On December 7, 2017, I was very fortunate to get a chance to talk face-to-face with Mr.Lai Voon San, a fund veteran who has a decades of experience in equity research and fund management, in the headquarter of Value Partners Group, the largest individual fund manager in Hong Kong with an AUM of US$14 billion. Here is a brief note for our discussion. The discussion inspired me a lot.
Job Interview Tips: Show the Real Passion
Show the real passion. Don’t just say “I love finance because finance is interesting and can make a lot of money”. Add details and show you have done extra efforts or know more than average. A recruiter will easily tell if you are passionate or not, and they can lose interest in you quickly if you throw lame answers all the way.
Teamwork Culure in VP:
Students in Hong Kong tend to compete rather than cooperate in schools because they are required to do the same tasks and see who can do better than others. It’s different in the work place because the different functions each position carries, and people need to learn how to rely on and share with others. It’s every interesting that each VP employee need to sign a promise to comply with the sharing values of VP, and that piece of agreement will be placed in a frame.
Big Data/Fintech in Equity Research:
The Fintech is a big topic and can applied to varied fields of fund industries. Regarding big data and research, VP do buy big data from data providers, not those like Bloomberg, but those like UnionPay, which can provide day-to-day credit card transaction data and reveal sales of luxury watch or latest iPhone. He do expect young people to learn coding, not only as a skill, but also a way to think and solve problems.
Talking about whether machine will replace human to be next generation of asset managers, he mentioned that a lot of talents are working very hard to build such programs in China and US, and will earn a lot once they succeed. However, one thing Mr.Lai loves investment specifically is the different ways people interpret the same data. In my opinion, that variance applies to both ages when we depend on financial statements and big data. And that’s why machines and algorithm can’t replace true talents, at least in the short term.
Value Investing in Mainland China?:
Is it harder to value invest in China? Mr. Lai’s answer was Yes and No. Value investing requires true financial data, and we have to admit some mainland China companies should improve on transparency. However, since it’s harder for everyone to get the truth, research becomes more valuable, and those who can reach the truth will be the winners and gain advantages. In my word: heroes emerge in troubled times.
Renminbi Internationalization and Capital Account Opening: Can AM industry in Hong Kong Benefits?

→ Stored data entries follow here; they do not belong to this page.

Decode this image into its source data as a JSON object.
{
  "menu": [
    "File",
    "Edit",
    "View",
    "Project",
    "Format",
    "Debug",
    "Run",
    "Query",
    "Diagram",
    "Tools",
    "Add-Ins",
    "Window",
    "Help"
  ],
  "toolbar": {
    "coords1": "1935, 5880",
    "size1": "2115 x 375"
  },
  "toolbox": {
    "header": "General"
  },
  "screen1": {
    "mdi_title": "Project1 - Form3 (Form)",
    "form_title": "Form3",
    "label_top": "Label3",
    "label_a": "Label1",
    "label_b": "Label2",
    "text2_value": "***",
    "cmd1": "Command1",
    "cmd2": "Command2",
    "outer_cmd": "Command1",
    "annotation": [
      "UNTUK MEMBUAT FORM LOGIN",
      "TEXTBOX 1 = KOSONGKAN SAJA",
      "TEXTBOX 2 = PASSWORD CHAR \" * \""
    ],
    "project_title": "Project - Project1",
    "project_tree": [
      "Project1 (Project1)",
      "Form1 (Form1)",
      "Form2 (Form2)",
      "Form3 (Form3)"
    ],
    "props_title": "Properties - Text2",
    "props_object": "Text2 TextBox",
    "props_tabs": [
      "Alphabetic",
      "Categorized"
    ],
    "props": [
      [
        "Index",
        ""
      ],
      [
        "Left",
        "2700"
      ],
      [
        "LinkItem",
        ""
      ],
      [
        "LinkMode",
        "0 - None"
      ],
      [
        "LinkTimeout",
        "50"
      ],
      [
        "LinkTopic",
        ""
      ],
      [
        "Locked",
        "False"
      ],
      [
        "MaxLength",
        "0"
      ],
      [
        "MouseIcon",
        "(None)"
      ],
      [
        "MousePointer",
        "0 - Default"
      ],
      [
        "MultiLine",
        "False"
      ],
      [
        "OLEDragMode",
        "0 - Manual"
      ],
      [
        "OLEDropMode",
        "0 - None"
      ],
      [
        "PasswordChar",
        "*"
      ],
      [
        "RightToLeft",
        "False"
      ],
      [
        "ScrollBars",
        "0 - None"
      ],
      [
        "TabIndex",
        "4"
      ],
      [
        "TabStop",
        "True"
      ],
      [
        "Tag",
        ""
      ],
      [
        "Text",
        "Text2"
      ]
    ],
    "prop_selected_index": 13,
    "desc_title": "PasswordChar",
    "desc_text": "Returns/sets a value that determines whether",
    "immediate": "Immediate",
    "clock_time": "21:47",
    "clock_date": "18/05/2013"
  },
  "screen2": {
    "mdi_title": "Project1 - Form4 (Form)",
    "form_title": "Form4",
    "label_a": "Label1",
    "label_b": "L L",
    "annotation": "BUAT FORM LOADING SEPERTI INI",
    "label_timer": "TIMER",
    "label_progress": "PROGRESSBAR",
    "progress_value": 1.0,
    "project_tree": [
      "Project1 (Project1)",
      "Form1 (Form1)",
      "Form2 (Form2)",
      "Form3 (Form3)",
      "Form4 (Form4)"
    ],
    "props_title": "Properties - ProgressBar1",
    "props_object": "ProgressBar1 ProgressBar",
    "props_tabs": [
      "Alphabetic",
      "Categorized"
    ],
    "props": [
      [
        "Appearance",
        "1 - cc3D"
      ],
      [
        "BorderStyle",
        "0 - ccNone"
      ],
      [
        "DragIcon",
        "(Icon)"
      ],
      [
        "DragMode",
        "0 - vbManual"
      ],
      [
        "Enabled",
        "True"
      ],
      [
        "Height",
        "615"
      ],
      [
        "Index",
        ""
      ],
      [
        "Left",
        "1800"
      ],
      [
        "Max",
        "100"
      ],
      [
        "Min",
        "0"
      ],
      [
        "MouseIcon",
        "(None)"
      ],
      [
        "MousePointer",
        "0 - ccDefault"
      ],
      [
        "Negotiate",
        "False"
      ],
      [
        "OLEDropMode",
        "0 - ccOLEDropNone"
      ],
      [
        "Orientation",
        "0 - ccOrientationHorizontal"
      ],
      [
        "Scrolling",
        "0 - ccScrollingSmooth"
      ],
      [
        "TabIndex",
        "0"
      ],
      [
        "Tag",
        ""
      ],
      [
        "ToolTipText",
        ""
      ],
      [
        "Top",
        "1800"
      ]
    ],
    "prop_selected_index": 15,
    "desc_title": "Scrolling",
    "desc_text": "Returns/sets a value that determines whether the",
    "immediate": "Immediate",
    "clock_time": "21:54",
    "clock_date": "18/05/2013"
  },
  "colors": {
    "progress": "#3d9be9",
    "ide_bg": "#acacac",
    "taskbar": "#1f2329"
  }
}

The renminbi internationalization and other reforms are going in a very slow pace, and Mr.Lai thinks it’s a good pace because a sudden opening up will create troubles and chaos. The effects ae very complicated. No one really know how long will it take before the fully opening up.
He do admit investors in both mainland China and overseas may bypass Hong Kong if a full opening up is done. While he believes the reputation and track record will still make VP standing out in that stage. You don’t put money in a bank set up yesterday. It’s possible for old brands to be acquired by the new money, though.
That’s all I can remember. Sorry or the rough writing style. I still have exams to prepare. Wish my notes can help.